Open Road Gallery: Blind Ambition

Photograph by Greg Siple Story by GAGE POORE

➺ Tandem bicycle tourists always strike me as exceptional. I’ve run the notion of riding tandem by my wife a number of times, and, believe me, it’s never going to happen. In the case of Thomas Hyatt, 52, and Joseph Shearer, 64, who have been riding tandem together since 2007, it’s plain to see the utility in their partnership. Thomas has retinitis pigmentosa, a progressive genetic retinal disease, and has been totally blind since age 26. When the two, with Joe’s wife Susan driving support, visited us in early June, 2015, they were in the early weeks of Blind Ride 2015 — riding the TransAm Trail to raise money for charitable blindness and veteran organizations. “We want our ride to be a motivator for others,” Joseph wrote. “If an old guy and a blind guy can ride a bicycle across the country, what can you do?”
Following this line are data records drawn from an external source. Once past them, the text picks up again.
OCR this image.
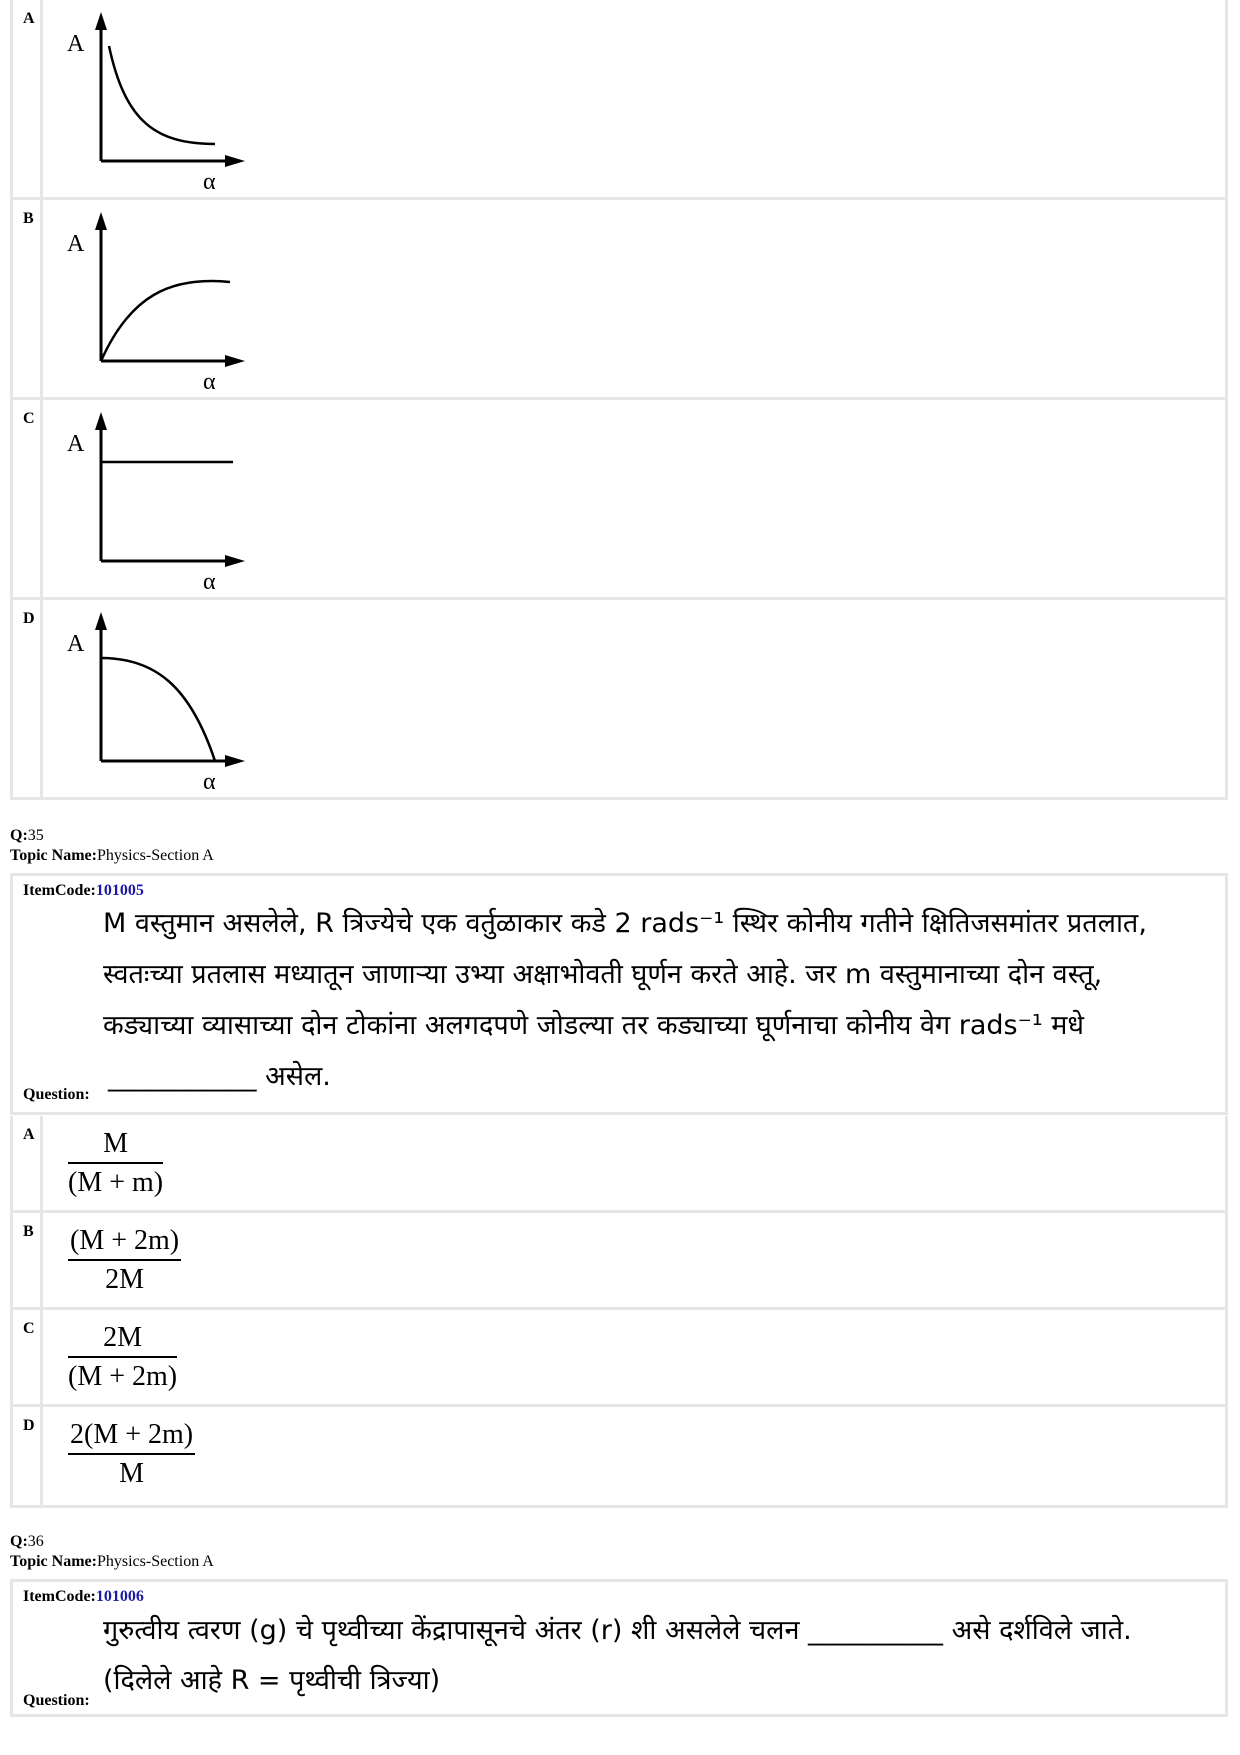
A
A
α
B
A
α
C
A
α
D
A
α
Q:35
Topic Name:Physics-Section A
ItemCode:101005
M वस्तुमान असलेले, R त्रिज्येचे एक वर्तुळाकार कडे 2 rads⁻¹ स्थिर कोनीय गतीने क्षितिजसमांतर प्रतलात,
स्वतःच्या प्रतलास मध्यातून जाणाऱ्या उभ्या अक्षाभोवती घूर्णन करते आहे. जर m वस्तुमानाच्या दोन वस्तू,
कड्याच्या व्यासाच्या दोन टोकांना अलगदपणे जोडल्या तर कड्याच्या घूर्णनाचा कोनीय वेग rads⁻¹ मधे
___________ असेल.
Question:
A $\frac{M}{(M + m)}$
B $\frac{(M + 2m)}{2M}$
C $\frac{2M}{(M + 2m)}$
D $\frac{2(M + 2m)}{M}$
Q:36
Topic Name:Physics-Section A
ItemCode:101006
गुरुत्वीय त्वरण (g) चे पृथ्वीच्या केंद्रापासूनचे अंतर (r) शी असलेले चलन __________ असे दर्शविले जाते.
(दिलेले आहे R = पृथ्वीची त्रिज्या)
Question:
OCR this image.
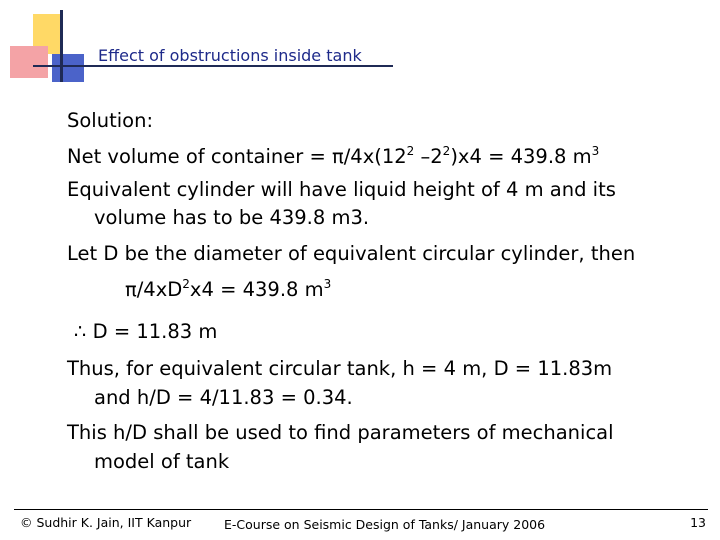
Effect of obstructions inside tank
Solution:
Net volume of container = $\pi/4x(12^2$ $-2^2)x4 = 439.8$ $m^3$
Equivalent cylinder will have liquid height of 4 m and its
volume has to be 439.8 m3.
Let D be the diameter of equivalent circular cylinder, then
$\pi/4xD^2x4 = 439.8$ $m^3$
∴ D = 11.83 m
Thus, for equivalent circular tank, h = 4 m, D = 11.83m
and h/D = 4/11.83 = 0.34.
This h/D shall be used to find parameters of mechanical
model of tank
© Sudhir K. Jain, IIT Kanpur	E-Course on Seismic Design of Tanks/ January 2006	13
Thomas Hyatt, 52, and Joseph Shearer, 64, who have been riding tandem together since 2007.

The two retired veterans met in Niceville, Florida, when Joseph answered a message from his cycling club stating that a local blind man was seeking a riding partner to pilot his tandem bike. Both were looking at getting back into shape through cycling. Starting out riding 10 miles at a time, the two soon participated in four Great Ohio Bike Adventures (GOBA) events of 250 to 400 miles each and had completed multiple centuries. In the 14,000 miles the two have pedaled together over the years, they have developed a friendship and deep respect for each other.

Thomas said he “misses driving and being able to read print,” but has “no strong desire to see again.” Gesturing to the end of his cane, he said, “This is my eyeball,” and with a sly smile, “Siri is my girlfriend.” Regarding his stoker, Joseph wrote, “Thomas is quick to point out when the gears needed adjusting because of the sound.” He also notes that Thomas is a human jukebox, singing along to the nearly 12,000 songs they had playing from a small speaker attached to the bike. “I get my energy and excitement from seeing the sights along the way. Thomas gets his energy from the people he meets. Thomas is the extrovert.” Joseph described these meetings as the “real scenery” for Thomas. “He collects names, stories, phone numbers, admiration, and friendships.” When they finished in Yorktown, Virginia, on August 29, 2015, Thomas said all the employees from the visitors center came down to see them because they were amazed at meeting the first blind person to complete a cross-country bike trip. “I wouldn’t have ridden a tandem if I were sighted,” he said. “I probably would not have done the trip at all.”